O pessoal de São Paulo quis fazer um disco ;paurioca;. Deu mais que certo. A colaboração deles foi fundamental. É muito divertido trabalhar com esse pessoal de outra geração. Porque eles dizem que sofreram influências minhas, do meu trabalho sobre o trabalho deles. Acontece que sempre estive perto de músicos mais jovens buscando esse intercâmbio e também bebendo da fonte deles. Foi uma relação maravilhosa. Muito engraçado também que todo mundo é bem-humorado. A gente se divertiu, na realidade, fazendo esse disco. No Brasil inteiro, andando em shows, tenho conhecido vários autores, compositores, tudo gente com muito talento, com muita força criativa. O problema é que muito não vêm à tona. O que fica por cima é uma coisa meio medíocre. E que ofusca esse pessoal que tem o trabalho bacana, forte.
É um disco bem sombrio. A que se deve essa amargura?
Não é amargura. É constatar que a gente vive em tempos sombrios. Dá até uma certa tristeza de viver em tempos sombrios. Mas, de qualquer forma, tem sempre uma luz no pano de fundo.
As eras a que se refere Gregório de Matos prevalecem?
Esse poema vem de longe. Vem de muito tempo. Eu li o Boca de Inferno nos anos 1960. Já estava na minha cabeça. Eu musiquei. É um poema muito extenso cujo nome original é Aos vícios. E eu comecei a musicá-lo, sintetizei, editei. E digo, com tristeza, somos todos ruins, somos perversos. E ele fala da besta-fera, que virou nome do disco. Inclusive a capa não mostra a cara da besta-fera. Ela não tem rosto. Pode ser qualquer um de nós. Somos todos bestas-feras. Por exemplo, o feminicídio que está rolando por aí. Essa violência toda, é tudo coisa de besta-fera.
O álbum parece que se desloca de um início sombrio para um desfecho menos desesperançoso. Foi feito com essa intenção?
Concordo plenamente. A parte instrumental é vigorosa. É solar. Não fizemos pensando exatamente nisso. Nós vimos assim porque os arranjos todos foram feitos em conjunto. Cada um dava uma ideia, um timbre, e fomos somando essas coisas. Esses arranjos vigorosos e solares. Isso em harmonia. Desde Vampiro da Consolação até Limite. Naturalmente, gravamos cada música em si. No final da seleção, nós em conjuntos fizemos a construção do disco. Então, realmente, é um disco para ser ouvido do princípio ao fim. Apesar de você poder ouvir cada música individualmente.

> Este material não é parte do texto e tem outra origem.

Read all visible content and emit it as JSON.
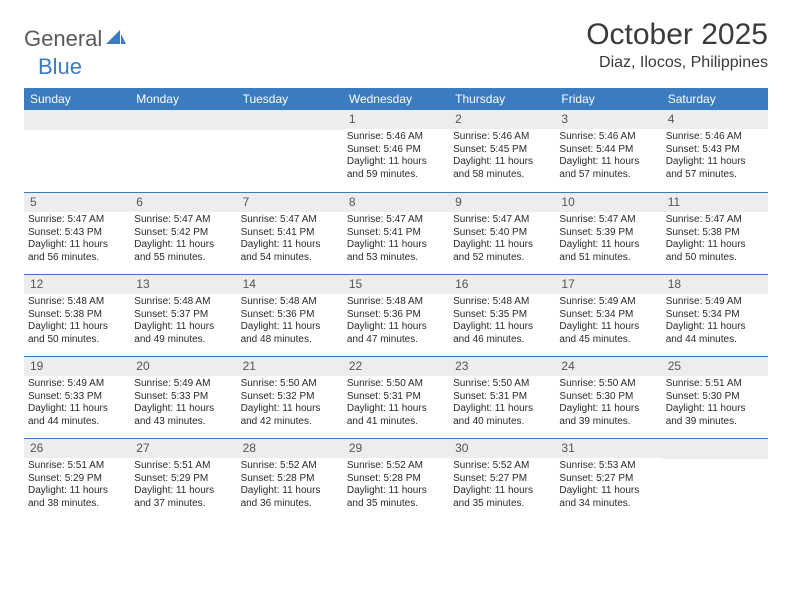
{
  "brand": {
    "word1": "General",
    "word2": "Blue"
  },
  "title": "October 2025",
  "location": "Diaz, Ilocos, Philippines",
  "colors": {
    "header_bg": "#3b7bbf",
    "header_text": "#ffffff",
    "daynum_bg": "#ededed",
    "daynum_text": "#555555",
    "week_divider": "#3b7bbf",
    "body_text": "#2a2a2a",
    "page_bg": "#ffffff"
  },
  "dayNames": [
    "Sunday",
    "Monday",
    "Tuesday",
    "Wednesday",
    "Thursday",
    "Friday",
    "Saturday"
  ],
  "weeks": [
    [
      null,
      null,
      null,
      {
        "n": "1",
        "sunrise": "5:46 AM",
        "sunset": "5:46 PM",
        "day": "11 hours and 59 minutes."
      },
      {
        "n": "2",
        "sunrise": "5:46 AM",
        "sunset": "5:45 PM",
        "day": "11 hours and 58 minutes."
      },
      {
        "n": "3",
        "sunrise": "5:46 AM",
        "sunset": "5:44 PM",
        "day": "11 hours and 57 minutes."
      },
      {
        "n": "4",
        "sunrise": "5:46 AM",
        "sunset": "5:43 PM",
        "day": "11 hours and 57 minutes."
      }
    ],
    [
      {
        "n": "5",
        "sunrise": "5:47 AM",
        "sunset": "5:43 PM",
        "day": "11 hours and 56 minutes."
      },
      {
        "n": "6",
        "sunrise": "5:47 AM",
        "sunset": "5:42 PM",
        "day": "11 hours and 55 minutes."
      },
      {
        "n": "7",
        "sunrise": "5:47 AM",
        "sunset": "5:41 PM",
        "day": "11 hours and 54 minutes."
      },
      {
        "n": "8",
        "sunrise": "5:47 AM",
        "sunset": "5:41 PM",
        "day": "11 hours and 53 minutes."
      },
      {
        "n": "9",
        "sunrise": "5:47 AM",
        "sunset": "5:40 PM",
        "day": "11 hours and 52 minutes."
      },
      {
        "n": "10",
        "sunrise": "5:47 AM",
        "sunset": "5:39 PM",
        "day": "11 hours and 51 minutes."
      },
      {
        "n": "11",
        "sunrise": "5:47 AM",
        "sunset": "5:38 PM",
        "day": "11 hours and 50 minutes."
      }
    ],
    [
      {
        "n": "12",
        "sunrise": "5:48 AM",
        "sunset": "5:38 PM",
        "day": "11 hours and 50 minutes."
      },
      {
        "n": "13",
        "sunrise": "5:48 AM",
        "sunset": "5:37 PM",
        "day": "11 hours and 49 minutes."
      },
      {
        "n": "14",
        "sunrise": "5:48 AM",
        "sunset": "5:36 PM",
        "day": "11 hours and 48 minutes."
      },
      {
        "n": "15",
        "sunrise": "5:48 AM",
        "sunset": "5:36 PM",
        "day": "11 hours and 47 minutes."
      },
      {
        "n": "16",
        "sunrise": "5:48 AM",
        "sunset": "5:35 PM",
        "day": "11 hours and 46 minutes."
      },
      {
        "n": "17",
        "sunrise": "5:49 AM",
        "sunset": "5:34 PM",
        "day": "11 hours and 45 minutes."
      },
      {
        "n": "18",
        "sunrise": "5:49 AM",
        "sunset": "5:34 PM",
        "day": "11 hours and 44 minutes."
      }
    ],
    [
      {
        "n": "19",
        "sunrise": "5:49 AM",
        "sunset": "5:33 PM",
        "day": "11 hours and 44 minutes."
      },
      {
        "n": "20",
        "sunrise": "5:49 AM",
        "sunset": "5:33 PM",
        "day": "11 hours and 43 minutes."
      },
      {
        "n": "21",
        "sunrise": "5:50 AM",
        "sunset": "5:32 PM",
        "day": "11 hours and 42 minutes."
      },
      {
        "n": "22",
        "sunrise": "5:50 AM",
        "sunset": "5:31 PM",
        "day": "11 hours and 41 minutes."
      },
      {
        "n": "23",
        "sunrise": "5:50 AM",
        "sunset": "5:31 PM",
        "day": "11 hours and 40 minutes."
      },
      {
        "n": "24",
        "sunrise": "5:50 AM",
        "sunset": "5:30 PM",
        "day": "11 hours and 39 minutes."
      },
      {
        "n": "25",
        "sunrise": "5:51 AM",
        "sunset": "5:30 PM",
        "day": "11 hours and 39 minutes."
      }
    ],
    [
      {
        "n": "26",
        "sunrise": "5:51 AM",
        "sunset": "5:29 PM",
        "day": "11 hours and 38 minutes."
      },
      {
        "n": "27",
        "sunrise": "5:51 AM",
        "sunset": "5:29 PM",
        "day": "11 hours and 37 minutes."
      },
      {
        "n": "28",
        "sunrise": "5:52 AM",
        "sunset": "5:28 PM",
        "day": "11 hours and 36 minutes."
      },
      {
        "n": "29",
        "sunrise": "5:52 AM",
        "sunset": "5:28 PM",
        "day": "11 hours and 35 minutes."
      },
      {
        "n": "30",
        "sunrise": "5:52 AM",
        "sunset": "5:27 PM",
        "day": "11 hours and 35 minutes."
      },
      {
        "n": "31",
        "sunrise": "5:53 AM",
        "sunset": "5:27 PM",
        "day": "11 hours and 34 minutes."
      },
      null
    ]
  ],
  "labels": {
    "sunrise": "Sunrise: ",
    "sunset": "Sunset: ",
    "daylight": "Daylight: "
  }
}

Você participou do Festival Lula Livre em 2018 e sempre se manifestou politicamente. O disco tem a ver com o momento político atual?
O disco retrata o tempo em que vivemos. Não só no Brasil, como no mundo. A quem vive em Brasília, repito uma palavra que minha jornaleira disse hoje pra mim quando fui comprar jornal. Ela sempre fala do governo. Perguntei a ela o que acha sobre o governo atual. Ela respondeu: ;Você não acha que generalizou demais?;. Eu acho que há um passadismo nessa história. Toda a construção dessa campanha eleitoral, o embate entre candidatos. O candidato que venceu e está aí se apoiou muito em coisas passadas. Coisas que já estão resolvidas, tanto da educação quanto da saúde. A violência não está resolvida.